The training dynamics were healthy. The output quality was not. These are different problems.
What Actually Worked
Despite the output quality issues, I solved real technical problems:
- Deduplication is essential: Without it, generators collapse to safe patterns
- Dynamic discriminator scheduling: Prevents training instability
- Label smoothing (0.15): Keeps discriminator calibrated
- Topic/style conditioning: Ensures diverse, steerable outputs
- Lower discriminator LR: 2e-5 vs 5e-5 maintains balance
These would transfer to any GAN-style text generation task.
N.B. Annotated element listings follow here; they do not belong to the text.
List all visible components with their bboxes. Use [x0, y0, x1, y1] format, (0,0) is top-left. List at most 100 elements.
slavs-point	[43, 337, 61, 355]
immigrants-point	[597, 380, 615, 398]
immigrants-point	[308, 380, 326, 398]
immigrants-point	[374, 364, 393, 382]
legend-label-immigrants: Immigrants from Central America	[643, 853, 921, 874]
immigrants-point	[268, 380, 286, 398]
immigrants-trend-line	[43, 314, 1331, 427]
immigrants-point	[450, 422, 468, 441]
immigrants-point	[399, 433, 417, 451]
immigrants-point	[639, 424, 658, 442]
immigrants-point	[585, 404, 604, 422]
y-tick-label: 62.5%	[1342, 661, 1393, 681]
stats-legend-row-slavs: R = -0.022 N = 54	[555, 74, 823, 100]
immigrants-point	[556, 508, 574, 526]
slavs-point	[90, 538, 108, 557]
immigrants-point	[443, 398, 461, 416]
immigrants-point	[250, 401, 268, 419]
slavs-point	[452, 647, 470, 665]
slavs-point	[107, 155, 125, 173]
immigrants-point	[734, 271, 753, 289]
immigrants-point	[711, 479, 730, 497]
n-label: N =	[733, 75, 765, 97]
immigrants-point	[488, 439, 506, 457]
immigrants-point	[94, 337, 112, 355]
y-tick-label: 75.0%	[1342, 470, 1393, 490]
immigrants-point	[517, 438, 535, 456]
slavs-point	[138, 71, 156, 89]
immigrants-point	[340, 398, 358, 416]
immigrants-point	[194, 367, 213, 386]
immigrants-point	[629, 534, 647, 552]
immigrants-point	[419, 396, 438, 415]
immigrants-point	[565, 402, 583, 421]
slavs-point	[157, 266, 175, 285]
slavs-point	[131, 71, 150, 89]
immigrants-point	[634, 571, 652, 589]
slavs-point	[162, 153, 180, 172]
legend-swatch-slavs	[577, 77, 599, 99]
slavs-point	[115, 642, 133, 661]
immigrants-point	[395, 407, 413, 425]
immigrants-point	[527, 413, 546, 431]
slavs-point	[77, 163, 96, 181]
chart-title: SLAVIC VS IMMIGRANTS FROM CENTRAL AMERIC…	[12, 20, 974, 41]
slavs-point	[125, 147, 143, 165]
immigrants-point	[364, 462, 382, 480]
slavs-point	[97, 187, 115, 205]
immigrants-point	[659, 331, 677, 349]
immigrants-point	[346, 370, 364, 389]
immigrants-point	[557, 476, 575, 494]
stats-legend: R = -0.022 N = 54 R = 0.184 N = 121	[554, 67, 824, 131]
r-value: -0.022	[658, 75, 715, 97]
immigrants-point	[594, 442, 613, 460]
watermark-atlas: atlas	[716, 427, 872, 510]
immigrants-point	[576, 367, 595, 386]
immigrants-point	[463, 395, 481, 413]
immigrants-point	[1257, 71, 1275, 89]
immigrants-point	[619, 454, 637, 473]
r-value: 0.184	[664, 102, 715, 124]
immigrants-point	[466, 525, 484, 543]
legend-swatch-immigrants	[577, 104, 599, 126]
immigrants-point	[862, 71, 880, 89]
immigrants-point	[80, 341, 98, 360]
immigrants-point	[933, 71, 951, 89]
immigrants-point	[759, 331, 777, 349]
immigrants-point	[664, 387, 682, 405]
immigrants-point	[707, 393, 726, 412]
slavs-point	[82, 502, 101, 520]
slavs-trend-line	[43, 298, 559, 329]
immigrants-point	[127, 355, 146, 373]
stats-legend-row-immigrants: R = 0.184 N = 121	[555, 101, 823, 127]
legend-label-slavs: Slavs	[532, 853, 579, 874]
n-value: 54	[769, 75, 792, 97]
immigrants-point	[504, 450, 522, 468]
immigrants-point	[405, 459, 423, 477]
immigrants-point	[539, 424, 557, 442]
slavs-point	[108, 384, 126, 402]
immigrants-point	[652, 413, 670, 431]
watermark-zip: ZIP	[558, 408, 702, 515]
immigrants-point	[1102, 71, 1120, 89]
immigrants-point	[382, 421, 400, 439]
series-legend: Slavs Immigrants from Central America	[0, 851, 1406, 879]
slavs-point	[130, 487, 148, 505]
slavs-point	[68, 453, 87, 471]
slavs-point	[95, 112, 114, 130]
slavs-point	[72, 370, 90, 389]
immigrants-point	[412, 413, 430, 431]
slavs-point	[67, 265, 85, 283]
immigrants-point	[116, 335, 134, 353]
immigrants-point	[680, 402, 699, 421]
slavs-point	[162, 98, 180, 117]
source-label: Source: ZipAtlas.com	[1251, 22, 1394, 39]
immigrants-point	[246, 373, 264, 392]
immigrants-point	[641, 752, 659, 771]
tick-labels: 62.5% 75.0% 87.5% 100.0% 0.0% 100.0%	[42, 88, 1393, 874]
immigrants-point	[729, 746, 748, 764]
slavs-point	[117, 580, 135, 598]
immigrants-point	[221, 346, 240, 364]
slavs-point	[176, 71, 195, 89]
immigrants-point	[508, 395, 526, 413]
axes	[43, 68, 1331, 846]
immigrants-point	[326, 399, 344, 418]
The Model Capacity Hypothesis
The low originality (2.8/10) might be a model size problem, not a training dynamics problem. Llama-3.2-3B may lack the creative capacity for original humor.
Evidence: The same model struggles with structured output in other tasks (see “3B cliff” in the cross-project analysis). Creative generation may require similar minimum capacity. This aligns with research on the “small model learnability gap”—models ≤3B parameters don’t consistently benefit from complex reasoning or distillation.
V3 Proposal: Test with Llama-3.1-8B-Instruct before concluding adversarial training can’t achieve high originality.
Related Work
These findings align with existing research on LLM humor generation:
- Jentzsch & Kersting (2023) found that “LLMs struggle to generate humor” but can effectively edit humor away—suggesting generation requires capabilities beyond pattern matching.
- The CleanComedy paper trained Llama-3.1-8B for humor but noted that “generative humor generally remains an open research problem.”
- Research on structured thought for humor proposes that a reward model is necessary since “there is currently no expert model of humor.”
My contribution is documenting the specific failure mode where automated metrics (fooling rate, uniqueness) pass while output quality fails—a cautionary tale for anyone evaluating creative generation.
Lessons for Creative Generation
- Metrics lie about creative quality — Diversity metrics catch duplicates, not degenerate text
- LLM judges have blind spots — They can miss obvious failure modes
- Manual inspection is non-negotiable — I only caught the problem by reading outputs
- Training stability ≠ output quality — These are independent problems
- Model capacity matters for creativity — 3B might be below minimum viable
Cost Analysis
| Run Type | Cost |
|---|---|
| Single seed test | ~$3-5 |
| 10-seed experiment | ~$40-50 |
| Full project (V1+V2) | ~$100 |
I spent ~$100 to learn that the evaluation pipeline was broken. Money well spent—if I’d scaled up before discovering this, I’d have wasted much more.
The Uncomfortable Conclusion
GAN-style training for creative text can work mechanically. The V2 training dynamics are solid. But there aren’t good ways to automatically evaluate creative output quality.
This is a general problem. If you’re building creative generation systems, invest heavily in evaluation before scaling up training.
10-seed experiment on Tinker platform testing the Thinking Machines Lab proposal. Full methodology at github.com/bledden/gan-tinkerideas.